Brazil in the early 21st century faces challenges of great magnitude, and the expanded system of federal universities is expected to play a fundamental role in confronting them. The hopeful vision of a better future, with development and social justice, draws sustenance from a successful process of democratization since 1985, important economic advances and the positive impact of redistributive public policies. Yet existing pessimism and frustrations are more than justified by the persistence of social and racial inequalities, inefficient administration and concerns about environmental sustainability. Moreover, Brazil is passing through an accelerated demographic transition. The future of the country, to a great extent, depends on the degree of access to and quality of education.

 

Enrollment in higher education in Brazil has tripled in the last decade. Three quarters of this growth has taken place in tuition-charging private institutions, whose racial and class composition is unrepresentative of the country.

 

Both the potential and obstacles ahead are particularly acute in the region known as the Baixada Fluminense on the outskirts of Rio de Janeiro. With four million inhabitants, the Baixada has one of the highest concentrations of young people in Brazil. It is routinely stigmatized both socially and racially.

 

The county of Novo Iguaçu in the Baixada region is home to 829,000 people and is the location of the Multidisciplinary Institute of the Federal Rural University of Rio de Janeiro (IM/UFRRJ), the first-ever investment by the central government to address the demand for tuition-free higher education in the Baixada as part of the inclusionary policies of center-left presidential administrations since 2002. The IM/UFRRJ occupies three new buildings, has an energetic and recently hired faculty and enrolls 3,500 students in ten areas of study. The demand for higher education—and the scope of the challenge in delivering it—can be seen in looking at the census estimates for the seven counties closest to the IM/UFRRJ with 353,653 young people between the ages of 18 and 25. Given the 2016 objectives established by the National Plan of Education, 116,705 of these young people should have access to a university education, with 40% of the slots to be generated at the new public universities like the IM/UFFRJ, which at present reaches only 1% of the local population of the age group defined as the primary target for university education.

 

Project Description

 

This Bass Connections project began in 2016, in collaboration with faculty, graduate students and undergraduates at the IM/UFRRJ. The 2017-2018 Bass Connections project team will engage in a targeted field research experience, including a week of interviews with Ministry of Education officials in Brasília. The team will also organize a speakers’ series on social mobility and access to higher education in the developing world.
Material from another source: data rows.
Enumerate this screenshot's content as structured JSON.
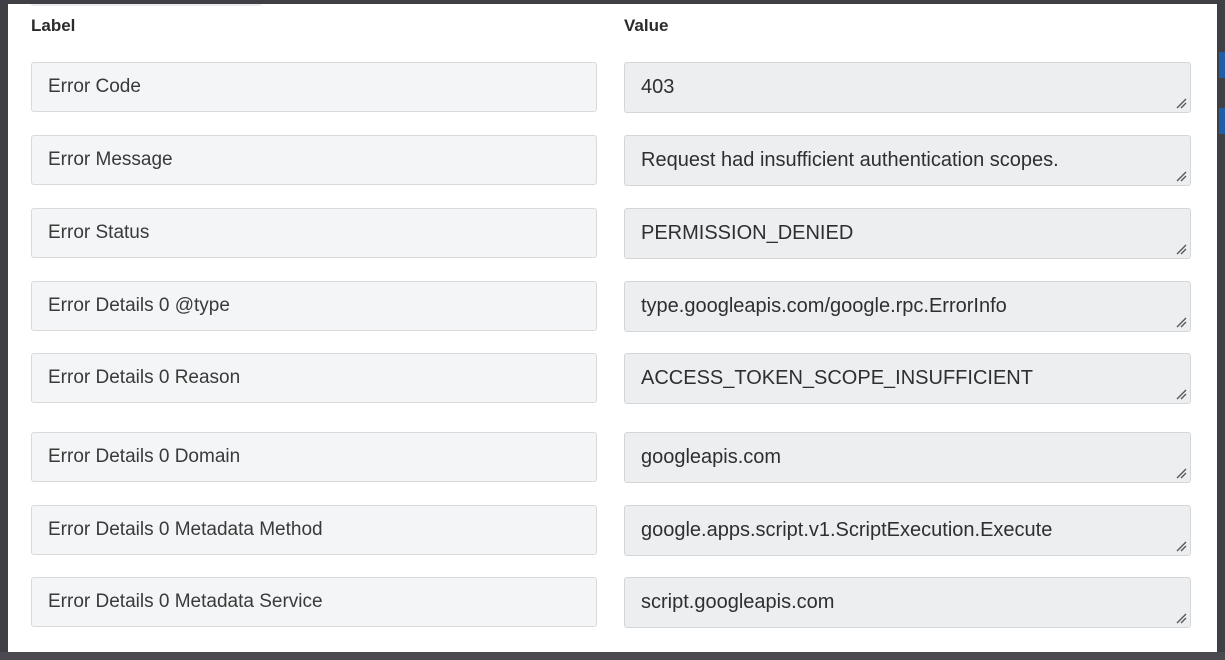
{
  "header": {
    "label_col": "Label",
    "value_col": "Value"
  },
  "fields": [
    {
      "label": "Error Code",
      "value": "403"
    },
    {
      "label": "Error Message",
      "value": "Request had insufficient authentication scopes."
    },
    {
      "label": "Error Status",
      "value": "PERMISSION_DENIED"
    },
    {
      "label": "Error Details 0 @type",
      "value": "type.googleapis.com/google.rpc.ErrorInfo"
    },
    {
      "label": "Error Details 0 Reason",
      "value": "ACCESS_TOKEN_SCOPE_INSUFFICIENT"
    },
    {
      "label": "Error Details 0 Domain",
      "value": "googleapis.com"
    },
    {
      "label": "Error Details 0 Metadata Method",
      "value": "google.apps.script.v1.ScriptExecution.Execute"
    },
    {
      "label": "Error Details 0 Metadata Service",
      "value": "script.googleapis.com"
    }
  ],
  "icons": {
    "resize": "resize-handle-icon"
  },
  "colors": {
    "overlay": "#403f45",
    "label_bg": "#f3f5f6",
    "value_bg": "#eceef0",
    "accent_bar": "#1f5ea8"
  }
}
Team members will participate in collaborative work with Brazilian counterparts, which includes the opportunity to meet with a delegation of counterparts at the UFRRJ between March 21 and 28, 2017, and a “Cost of Opportunity” conference to be held on March 27, 2017, along with members of the 2016-2017 team. The 2017-2018 team will get caught up on the state of project research and collaboration and discuss research agendas for summer fieldwork as the project begins its second year.

 

Anticipated outcomes

Presentations, policy papers, videos, blog posts, grant applications, undergraduate honors theses.

 

Student Opportunities

Approximately six to seven students will be able to participate in the field research. Other opportunities may be available. Continuing graduate student team member Travis Knoll will serve as project manager.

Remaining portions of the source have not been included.